I live in a supposedly rich EU country on paper, and public charging infrastructure is still severely lacking. Only newly built post-2018 apartments have power sockets in the garage so you can install a charger, the rest? God speed. Government action here has been lacking on public EV infrastructure front, they just gave subsidies for EVs which were ultimately just handouts to businesses and rich people who owned their own single family homes with chargers and solar panels, but now that market of house owners is saturated, since they already own EVs so of course sales have tanked, d'uh!

It was just another politically driven short sighted move, and now again, they're looking at fixing just the resulting effect and not the root cause.
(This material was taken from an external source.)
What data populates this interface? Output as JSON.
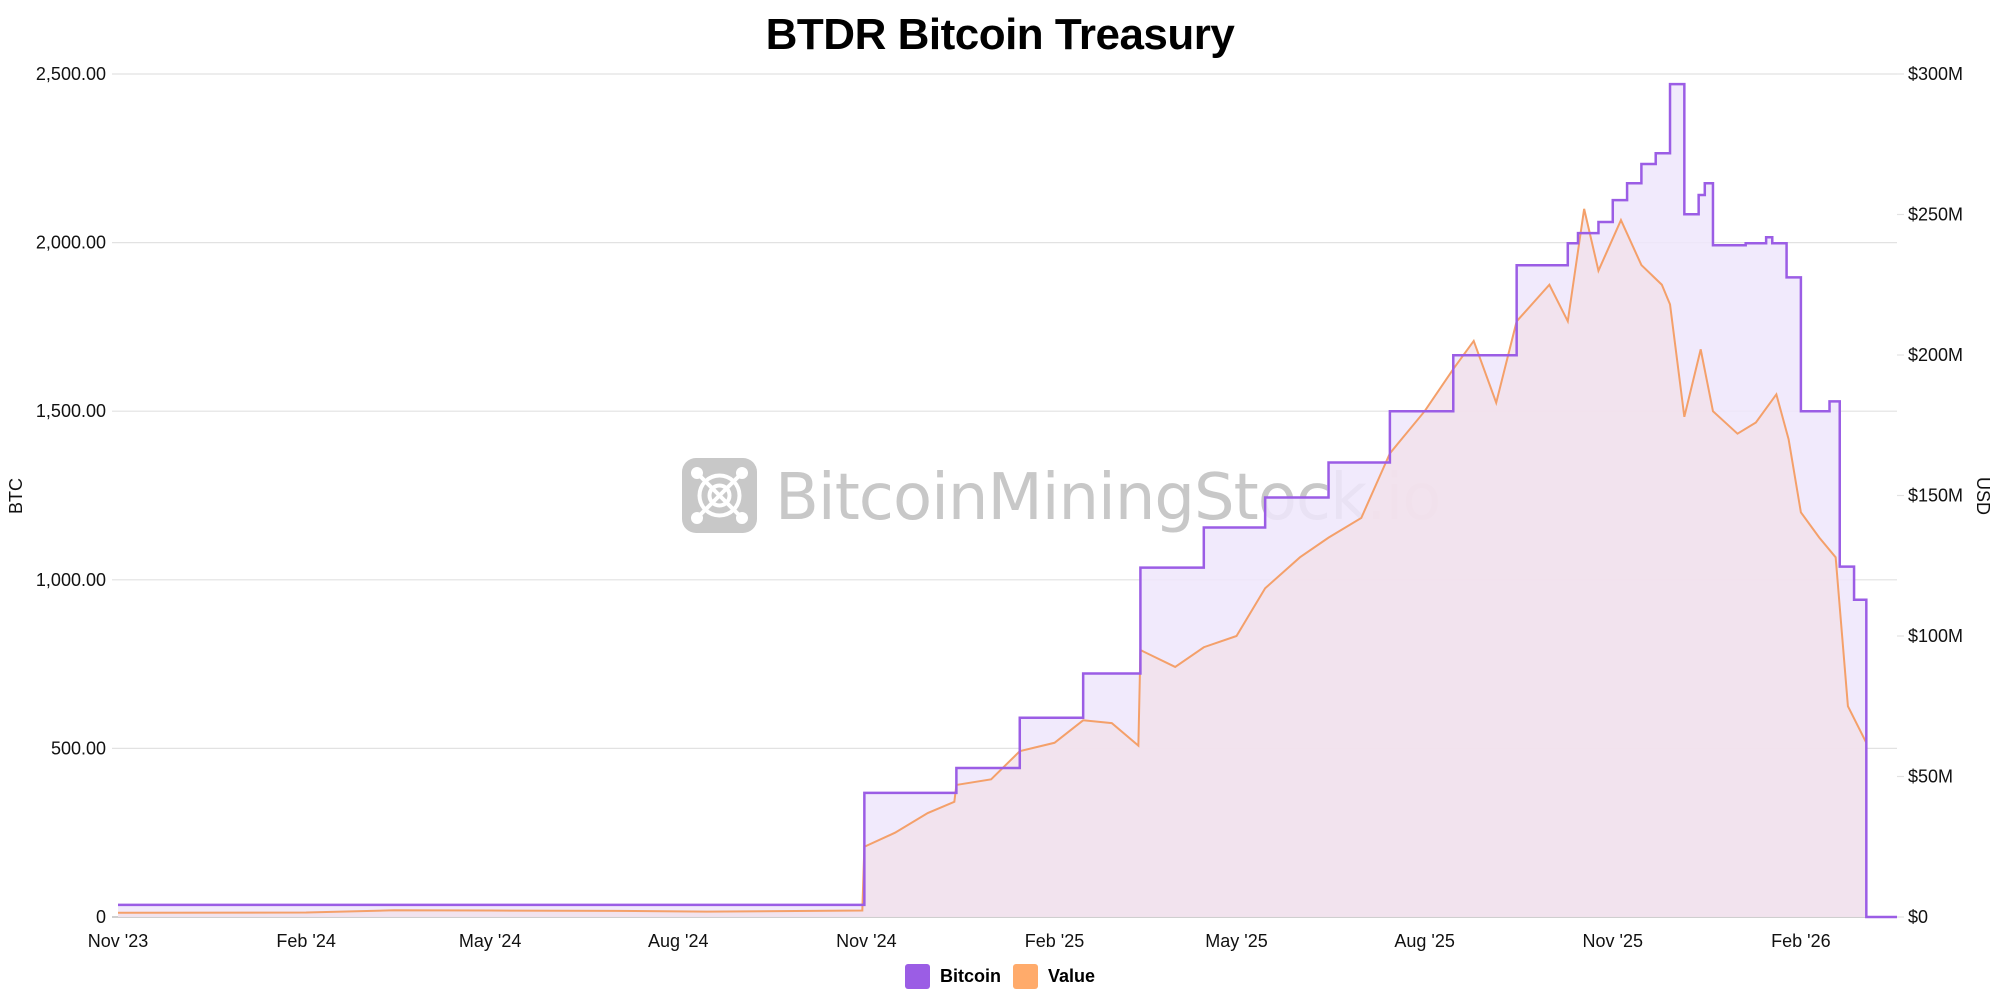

So in a Kafkaesque way, the huge amount of EU regulation, protectionism and interference had done more harm than good to the EU EV industry versus ripping the band aid during the good economic times and letting free market run its course, so now the industry is stuck with an economic recession to boot waiting for more regulations to save it, which might again, harm it more in the long term instead of making it competitive.


This feels vaguely ahistorical; the best-selling manufacturer of EVs in Europe in any given quarter has usually been VW AG (European) for a while now.

> but now that market of house owners is saturated, since they already own EVs so of course sales have tanked, d'uh!

How are you defining tanked? They stalled for about a year but have resumed growth.

> Europeans couldn't justify the purchase of an EV especially given the lower purchasing power compared to USaians.

And yet, somehow, Europe remains a larger market for electric cars than the US (of course, China is far larger than either).

> so now the industry is stuck with an economic recession to boot waiting for more regulations to save it

Again, VW etc seem fairly healthy. Stellantis not so much (though they are somehow still profitable), but their strategy of just owning all the brands that everyone thinks no longer exist and not doing much with them always seemed fairly incoherent.

All in all, this feels like you've come up with a narrative, and are just running with it regardless of reality, tbh.


I understand why you'd feel that way but let's remember that Nokia and Blackberry also had their strongest year ever in 2008-2009 years after the iPhone launched so it can be pretty deceiving to decide the future is fine just by looking at a graph of today.


What's your thesis here, that BYD et al will totally replace the European car industry or something? This doesn't seem to be particularly plausible, and, as above, pretty much everything you have claimed is dubious or flat-out incorrect.


>What's your thesis here, that BYD et al will totally replace the European car industry or something?

You're putting words in my mouth that I never said. I never made such claims. Obviously it will not, since the auto industry gets more government protections than the likes of Nokia or Blackberry did, but a good indicator is to monitor sales in regions that don't have specialized tariffs on Chinese vehicles to protect western ones, like Australia maybe.

>pretty much everything you have claimed is dubious or flat-out incorrect.

YOU think they are incorrect. I don't think everything I said is incorrect, especially the parts about manufacturers outsourcing critical innovation causing them to fall behind, EV infrastructure in my EU country being deficient leading people not to buy EVs, and consumer purchasing power/habits. The only part where I am wrong is about current sales numbers, but spot sales and rarely an indicator of the general industry trend or future.


>high on their own arrogance of European hundred year old industry superiority.

For Fiat; absolutely! For Stellantis… probably, but I really can’t tell sometimes. It’s just so questionable at every turn.

I really don’t think they even tried to understand the US market.


Would you say that Ferdinand Piech did a bad job with VAG? Or were his successors at fault there?